TI Automotive Announces Issuance of Conditional Notice of Full Redemption of 8.75% Senior Notes

TI Automotive Announces Issuance of Conditional Notice of Full Redemption of 8.75% Senior Notes

  • Posted by Erica Dzwonkiewicz
  • On Friday June 15th, 2018

AUBURN HILLS, Michigan (June 15, 2018) — TI Group Automotive Systems, L.L.C. (“TI Automotive”) and Omega Newco Sub, Inc. (together with TI Automotive, the “Issuers”), today announced they have elected, subject to the satisfaction of the Financing Condition (as defined below), to redeem all of their outstanding 8.75% Senior Notes due 2023, CUSIP numbers 68216P AA9 and U68199 AA3 (the “Notes”), issued pursuant to the indenture, dated as of June 30, 2015 (as supplemented and amended from time to time, the “Indenture”), by and among the Issuers, the guarantors party thereto and Wilmington Trust, National Association, as trustee, (the “Trustee”) to the extent outstanding on July 15, 2018 (the “Redemption Date”). In the event the Financing Condition is not satisfied on or prior to July 15, 2018, the Redemption Date will be extended until the date the Financing Condition is satisfied, provided that the Redemption Date will be no later than 60 days after the date of the Notice of Conditional Full Redemption. The redemption price for the Notes will be 104.375% of the principal amount of the Notes (the “Redemption Price”), which shall be approximately $1,043.75 per $1,000 principal amount thereof, together with accrued and unpaid interest thereon to (but not including) the Redemption Date, which interest shall be approximately $43.75 per $1,000 principal amount thereof. The Redemption Date is a Legal Holiday as such term is defined under the Indenture. As a result, redemption payment will be made on the next succeeding day that is not a Legal Holiday, or July 16, 2018, and no interest will accrue for the intervening period in accordance with the Indenture.

For all purposes of the Indenture, the Notes will be deemed to be no longer outstanding from and after the Redemption Date, and all rights with respect thereto, will cease as of the close of business on that same date. In accordance with Section 5.3(e) of the Indenture, the redemption is conditioned upon TI Automotive’s receipt of proceeds from one or more new financing transactions sufficient, in TI Automotive’s sole discretion, to pay the Redemption Price plus accrued and unpaid interest and to effect the other transactions contemplated by such financing transactions, including paying the related fees and expenses, on or prior to the Redemption Date (the “Financing Condition”).

This announcement is for information purposes only and does not constitute an offer to purchase Notes, a solicitation of an offer to sell Notes or a solicitation of consents of Holders and shall not be deemed to be an offer to purchase, a solicitation of an offer to sell or a solicitation of consents with respect to any securities of TI Automotive, its parent company or their respective subsidiaries or affiliates.

About TI Automotive

TI Automotive and certain of its affiliates are a leading global manufacturer of automotive fluid storage, carrying and delivery systems, primarily providing products and services for light vehicles.

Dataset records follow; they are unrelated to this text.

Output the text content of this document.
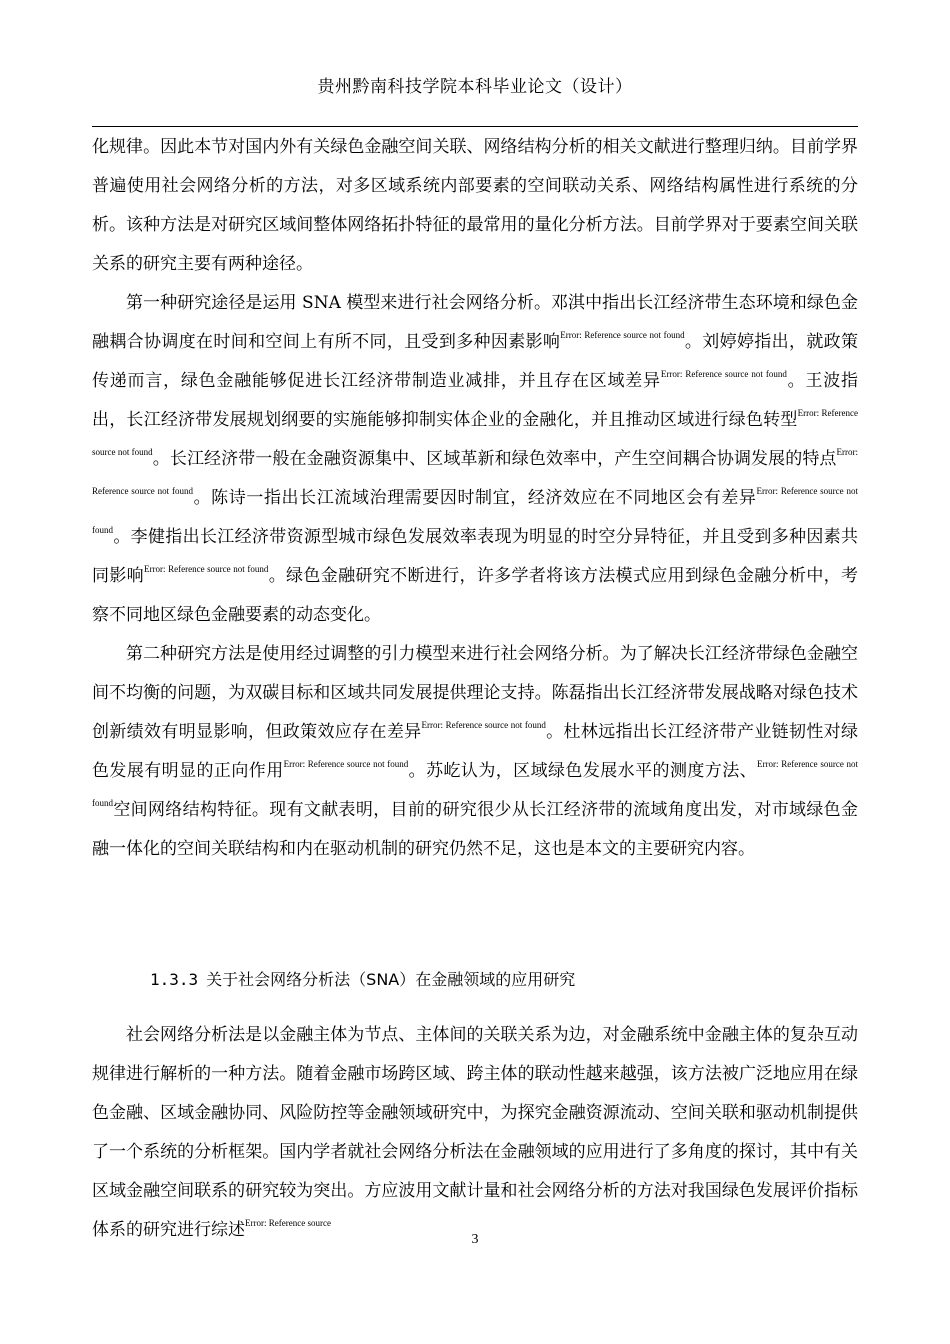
贵州黔南科技学院本科毕业论文（设计）

化规律。因此本节对国内外有关绿色金融空间关联、网络结构分析的相关文献进行整理归纳。目前学界普遍使用社会网络分析的方法，对多区域系统内部要素的空间联动关系、网络结构属性进行系统的分析。该种方法是对研究区域间整体网络拓扑特征的最常用的量化分析方法。目前学界对于要素空间关联关系的研究主要有两种途径。

第一种研究途径是运用 SNA 模型来进行社会网络分析。邓淇中指出长江经济带生态环境和绿色金融耦合协调度在时间和空间上有所不同，且受到多种因素影响$^{Error: Reference source not found}$。刘婷婷指出，就政策传递而言，绿色金融能够促进长江经济带制造业减排，并且存在区域差异$^{Error: Reference source not found}$。王波指出，长江经济带发展规划纲要的实施能够抑制实体企业的金融化，并且推动区域进行绿色转型$^{Error: Reference source not found}$。长江经济带一般在金融资源集中、区域革新和绿色效率中，产生空间耦合协调发展的特点$^{Error: Reference source not found}$。陈诗一指出长江流域治理需要因时制宜，经济效应在不同地区会有差异$^{Error: Reference source not found}$。李健指出长江经济带资源型城市绿色发展效率表现为明显的时空分异特征，并且受到多种因素共同影响$^{Error: Reference source not found}$。绿色金融研究不断进行，许多学者将该方法模式应用到绿色金融分析中，考察不同地区绿色金融要素的动态变化。

第二种研究方法是使用经过调整的引力模型来进行社会网络分析。为了解决长江经济带绿色金融空间不均衡的问题，为双碳目标和区域共同发展提供理论支持。陈磊指出长江经济带发展战略对绿色技术创新绩效有明显影响，但政策效应存在差异$^{Error: Reference source not found}$。杜林远指出长江经济带产业链韧性对绿色发展有明显的正向作用$^{Error: Reference source not found}$。苏屹认为，区域绿色发展水平的测度方法、$^{Error: Reference source not found}$空间网络结构特征。现有文献表明，目前的研究很少从长江经济带的流域角度出发，对市域绿色金融一体化的空间关联结构和内在驱动机制的研究仍然不足，这也是本文的主要研究内容。

1.3.3 关于社会网络分析法（SNA）在金融领域的应用研究

社会网络分析法是以金融主体为节点、主体间的关联关系为边，对金融系统中金融主体的复杂互动规律进行解析的一种方法。随着金融市场跨区域、跨主体的联动性越来越强，该方法被广泛地应用在绿色金融、区域金融协同、风险防控等金融领域研究中，为探究金融资源流动、空间关联和驱动机制提供了一个系统的分析框架。国内学者就社会网络分析法在金融领域的应用进行了多角度的探讨，其中有关区域金融空间联系的研究较为突出。方应波用文献计量和社会网络分析的方法对我国绿色发展评价指标体系的研究进行综述$^{Error: Reference source}$

3
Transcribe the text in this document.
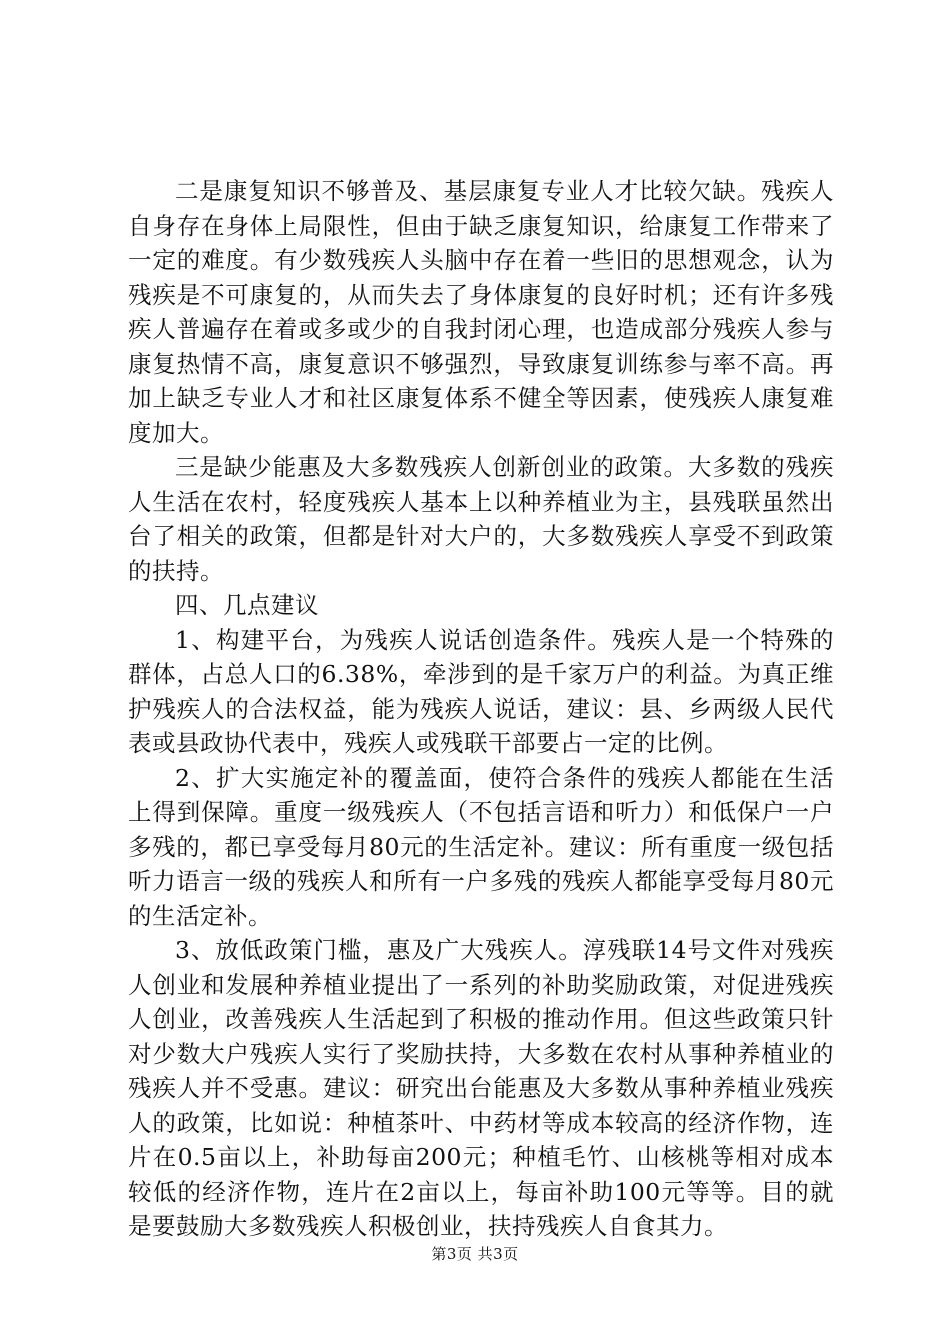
二是康复知识不够普及、基层康复专业人才比较欠缺。残疾人自身存在身体上局限性，但由于缺乏康复知识，给康复工作带来了一定的难度。有少数残疾人头脑中存在着一些旧的思想观念，认为残疾是不可康复的，从而失去了身体康复的良好时机；还有许多残疾人普遍存在着或多或少的自我封闭心理，也造成部分残疾人参与康复热情不高，康复意识不够强烈，导致康复训练参与率不高。再加上缺乏专业人才和社区康复体系不健全等因素，使残疾人康复难度加大。

三是缺少能惠及大多数残疾人创新创业的政策。大多数的残疾人生活在农村，轻度残疾人基本上以种养植业为主，县残联虽然出台了相关的政策，但都是针对大户的，大多数残疾人享受不到政策的扶持。

四、几点建议

1、构建平台，为残疾人说话创造条件。残疾人是一个特殊的群体，占总人口的6.38%，牵涉到的是千家万户的利益。为真正维护残疾人的合法权益，能为残疾人说话，建议：县、乡两级人民代表或县政协代表中，残疾人或残联干部要占一定的比例。

2、扩大实施定补的覆盖面，使符合条件的残疾人都能在生活上得到保障。重度一级残疾人（不包括言语和听力）和低保户一户多残的，都已享受每月80元的生活定补。建议：所有重度一级包括听力语言一级的残疾人和所有一户多残的残疾人都能享受每月80元的生活定补。

3、放低政策门槛，惠及广大残疾人。淳残联14号文件对残疾人创业和发展种养植业提出了一系列的补助奖励政策，对促进残疾人创业，改善残疾人生活起到了积极的推动作用。但这些政策只针对少数大户残疾人实行了奖励扶持，大多数在农村从事种养植业的残疾人并不受惠。建议：研究出台能惠及大多数从事种养植业残疾人的政策，比如说：种植茶叶、中药材等成本较高的经济作物，连片在0.5亩以上，补助每亩200元；种植毛竹、山核桃等相对成本较低的经济作物，连片在2亩以上，每亩补助100元等等。目的就是要鼓励大多数残疾人积极创业，扶持残疾人自食其力。

第3页 共3页
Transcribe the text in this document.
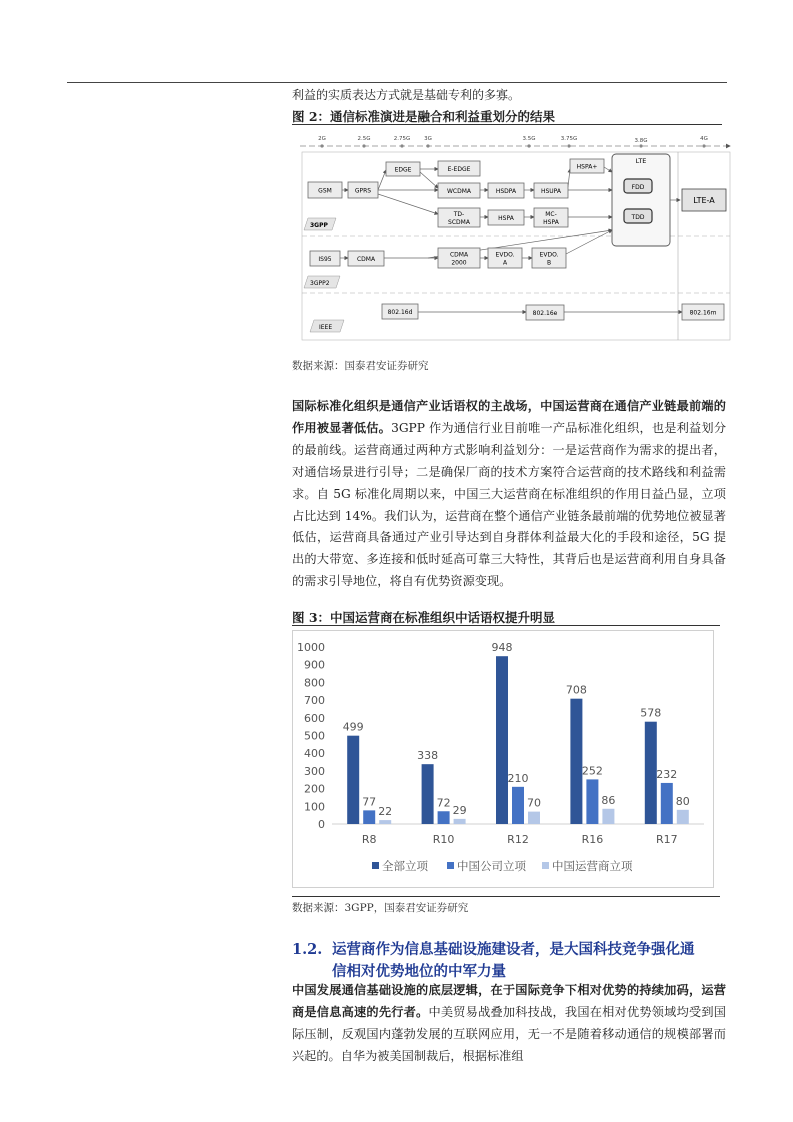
利益的实质表达方式就是基础专利的多寡。
图 2：通信标准演进是融合和利益重划分的结果
2G	2.5G	2.75G	3G	3.5G	3.75G	3.8G	4G
3GPP
3GPP2
IEEE
LTE
GSM	GPRS
EDGE	E-EDGE
WCDMA	HSDPA	HSUPA
HSPA+
TD-
SCDMA
HSPA
MC-
HSPA
FDD
TDD
LTE-A
IS95	CDMA
CDMA
2000
EVDO.
A
EVDO.
B
802.16d	802.16e	802.16m
数据来源：国泰君安证券研究
国际标准化组织是通信产业话语权的主战场，中国运营商在通信产业链最前端的作用被显著低估。3GPP 作为通信行业目前唯一产品标准化组织，也是利益划分的最前线。运营商通过两种方式影响利益划分：一是运营商作为需求的提出者，对通信场景进行引导；二是确保厂商的技术方案符合运营商的技术路线和利益需求。自 5G 标准化周期以来，中国三大运营商在标准组织的作用日益凸显，立项占比达到 14%。我们认为，运营商在整个通信产业链条最前端的优势地位被显著低估，运营商具备通过产业引导达到自身群体利益最大化的手段和途径，5G 提出的大带宽、多连接和低时延高可靠三大特性，其背后也是运营商利用自身具备的需求引导地位，将自有优势资源变现。
图 3：中国运营商在标准组织中话语权提升明显
0
100
200
300
400
500
600
700
800
900
1000
499
77
22
338
72
29
948
210
70
708
252
86
578
232
80
R8	R10	R12	R16	R17
全部立项	中国公司立项 中国运营商立项
数据来源：3GPP，国泰君安证券研究
1.2. 运营商作为信息基础设施建设者，是大国科技竞争强化通
信相对优势地位的中军力量
中国发展通信基础设施的底层逻辑，在于国际竞争下相对优势的持续加码，运营商是信息高速的先行者。中美贸易战叠加科技战，我国在相对优势领域均受到国际压制，反观国内蓬勃发展的互联网应用，无一不是随着移动通信的规模部署而兴起的。自华为被美国制裁后，根据标准组
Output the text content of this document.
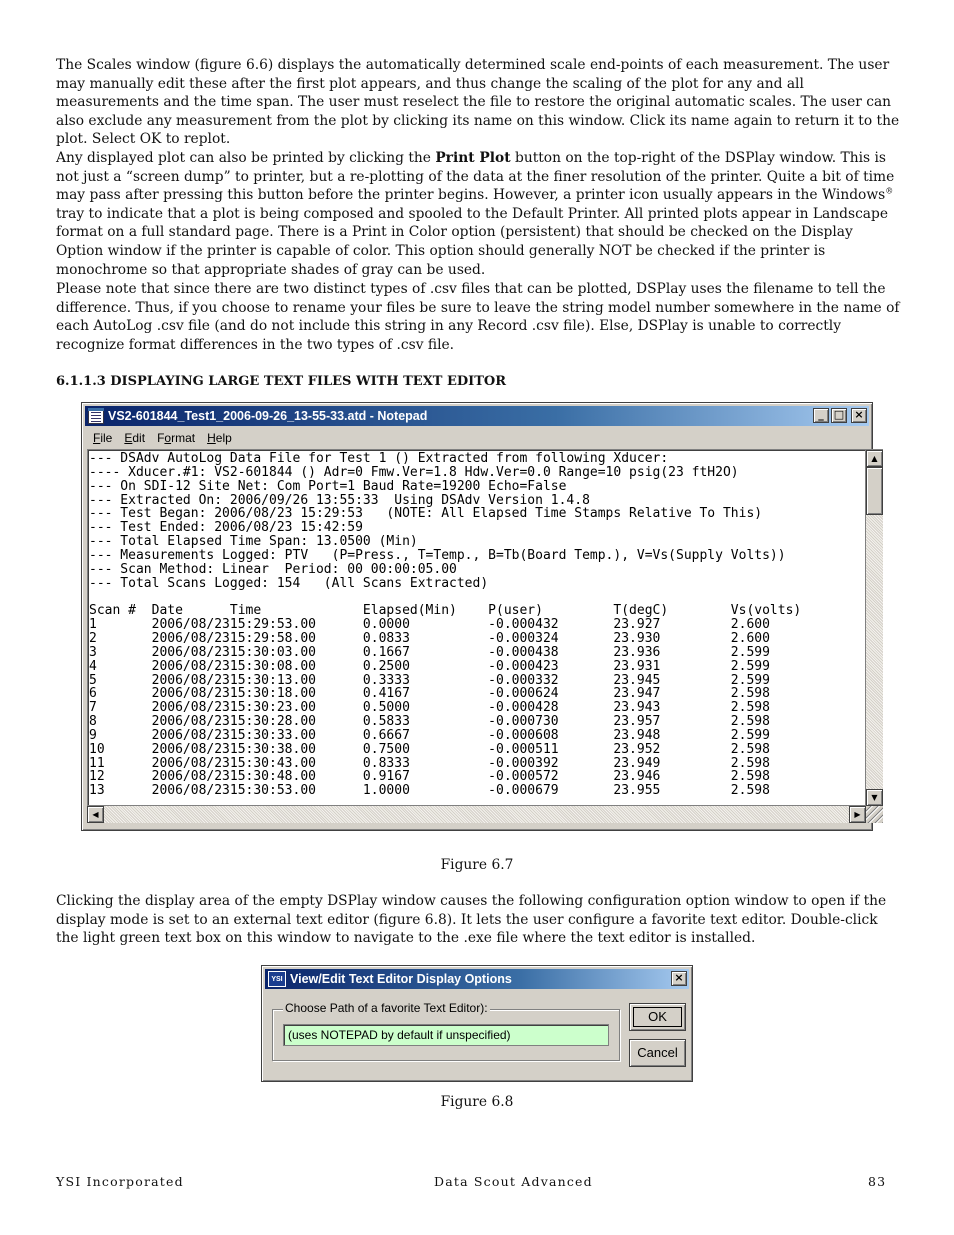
The Scales window (figure 6.6) displays the automatically determined scale end-points of each measurement. The user may manually edit these after the first plot appears, and thus change the scaling of the plot for any and all measurements and the time span. The user must reselect the file to restore the original automatic scales. The user can also exclude any measurement from the plot by clicking its name on this window. Click its name again to return it to the plot. Select OK to replot.

Any displayed plot can also be printed by clicking the Print Plot button on the top-right of the DSPlay window. This is not just a “screen dump” to printer, but a re-plotting of the data at the finer resolution of the printer. Quite a bit of time may pass after pressing this button before the printer begins. However, a printer icon usually appears in the Windows® tray to indicate that a plot is being composed and spooled to the Default Printer. All printed plots appear in Landscape format on a full standard page. There is a Print in Color option (persistent) that should be checked on the Display Option window if the printer is capable of color. This option should generally NOT be checked if the printer is monochrome so that appropriate shades of gray can be used.

Please note that since there are two distinct types of .csv files that can be plotted, DSPlay uses the filename to tell the difference. Thus, if you choose to rename your files be sure to leave the string model number somewhere in the name of each AutoLog .csv file (and do not include this string in any Record .csv file). Else, DSPlay is unable to correctly recognize format differences in the two types of .csv file.

6.1.1.3 DISPLAYING LARGE TEXT FILES WITH TEXT EDITOR

VS2-601844_Test1_2006-09-26_13-55-33.atd - Notepad	_ □ ×
File Edit Format Help
--- DSAdv AutoLog Data File for Test 1 () Extracted from following Xducer:
---- Xducer.#1: VS2-601844 () Adr=0 Fmw.Ver=1.8 Hdw.Ver=0.0 Range=10 psig(23 ftH2O)
--- On SDI-12 Site Net: Com Port=1 Baud Rate=19200 Echo=False
--- Extracted On: 2006/09/26 13:55:33  Using DSAdv Version 1.4.8
--- Test Began: 2006/08/23 15:29:53   (NOTE: All Elapsed Time Stamps Relative To This)
--- Test Ended: 2006/08/23 15:42:59
--- Total Elapsed Time Span: 13.0500 (Min)
--- Measurements Logged: PTV   (P=Press., T=Temp., B=Tb(Board Temp.), V=Vs(Supply Volts))
--- Scan Method: Linear  Period: 00 00:00:05.00
--- Total Scans Logged: 154   (All Scans Extracted)

Scan #  Date      Time             Elapsed(Min)    P(user)         T(degC)        Vs(volts)
1       2006/08/2315:29:53.00      0.0000          -0.000432       23.927         2.600
2       2006/08/2315:29:58.00      0.0833          -0.000324       23.930         2.600
3       2006/08/2315:30:03.00      0.1667          -0.000438       23.936         2.599
4       2006/08/2315:30:08.00      0.2500          -0.000423       23.931         2.599
5       2006/08/2315:30:13.00      0.3333          -0.000332       23.945         2.599
6       2006/08/2315:30:18.00      0.4167          -0.000624       23.947         2.598
7       2006/08/2315:30:23.00      0.5000          -0.000428       23.943         2.598
8       2006/08/2315:30:28.00      0.5833          -0.000730       23.957         2.598
9       2006/08/2315:30:33.00      0.6667          -0.000608       23.948         2.599
10      2006/08/2315:30:38.00      0.7500          -0.000511       23.952         2.598
11      2006/08/2315:30:43.00      0.8333          -0.000392       23.949         2.598
12      2006/08/2315:30:48.00      0.9167          -0.000572       23.946         2.598
13      2006/08/2315:30:53.00      1.0000          -0.000679       23.955         2.598

▲
▼
◀	▶

Figure 6.7

Clicking the display area of the empty DSPlay window causes the following configuration option window to open if the display mode is set to an external text editor (figure 6.8). It lets the user configure a favorite text editor. Double-click the light green text box on this window to navigate to the .exe file where the text editor is installed.

YSI View/Edit Text Editor Display Options	×
Choose Path of a favorite Text Editor):
(uses NOTEPAD by default if unspecified)
OK
Cancel

Figure 6.8

YSI Incorporated	Data Scout Advanced	83
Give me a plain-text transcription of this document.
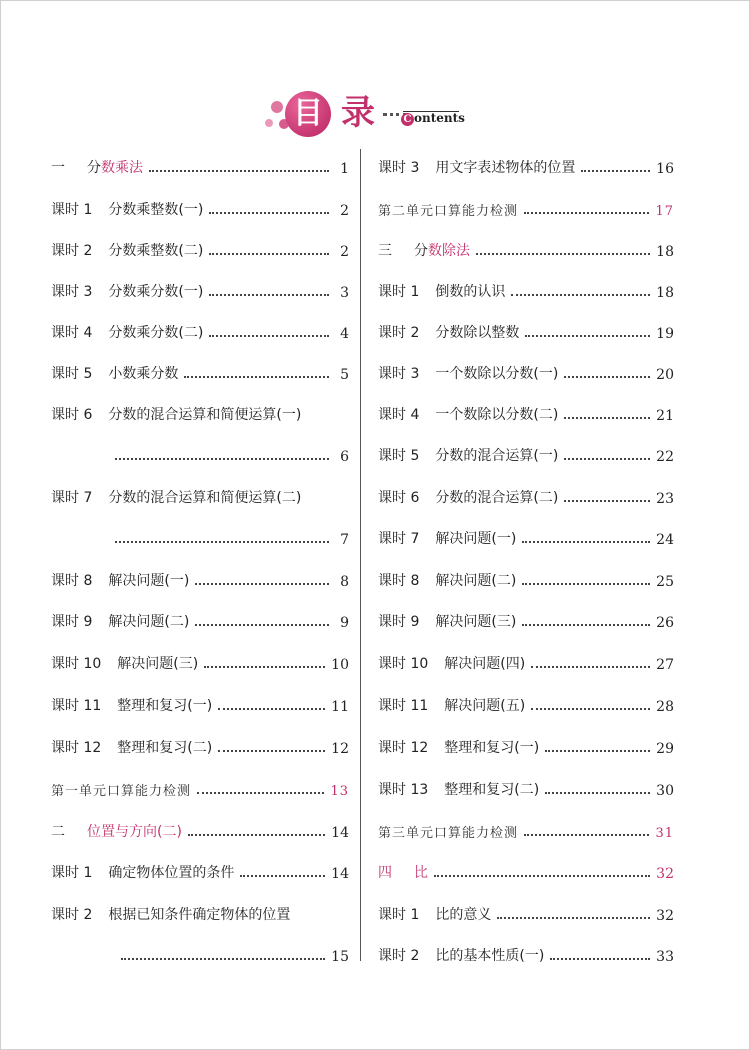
目 录	C ontents
一 分数乘法	1
课时 1 分数乘整数(一)	2
课时 2 分数乘整数(二)	2
课时 3 分数乘分数(一)	3
课时 4 分数乘分数(二)	4
课时 5 小数乘分数	5
课时 6 分数的混合运算和简便运算(一)
6
课时 7 分数的混合运算和简便运算(二)
7
课时 8 解决问题(一)	8
课时 9 解决问题(二)	9
课时 10 解决问题(三)	10
课时 11 整理和复习(一)	11
课时 12 整理和复习(二)	12
第一单元口算能力检测	13
二 位置与方向(二)	14
课时 1 确定物体位置的条件	14
课时 2 根据已知条件确定物体的位置
15
课时 3 用文字表述物体的位置	16
第二单元口算能力检测	17
三 分数除法	18
课时 1 倒数的认识	18
课时 2 分数除以整数	19
课时 3 一个数除以分数(一)	20
课时 4 一个数除以分数(二)	21
课时 5 分数的混合运算(一)	22
课时 6 分数的混合运算(二)	23
课时 7 解决问题(一)	24
课时 8 解决问题(二)	25
课时 9 解决问题(三)	26
课时 10 解决问题(四)	27
课时 11 解决问题(五)	28
课时 12 整理和复习(一)	29
课时 13 整理和复习(二)	30
第三单元口算能力检测	31
四 比	32
课时 1 比的意义	32
课时 2 比的基本性质(一)	33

Forward-Looking Statements

This press release contains forward-looking statements. All statements, other than statements of historical facts, included in this press release that address activities, events or developments that TI Automotive expects, believes or anticipates will or may occur in the future are forward-looking statements. Actual results may differ materially from those predicted as a result of factors over which TI Automotive has no control. Such factors include, but are not limited to: the completion of the redemption or satisfaction of the Financing Condition. Except as required by applicable law, TI Automotive undertakes no obligation to publicly update or revise any forward-looking statements.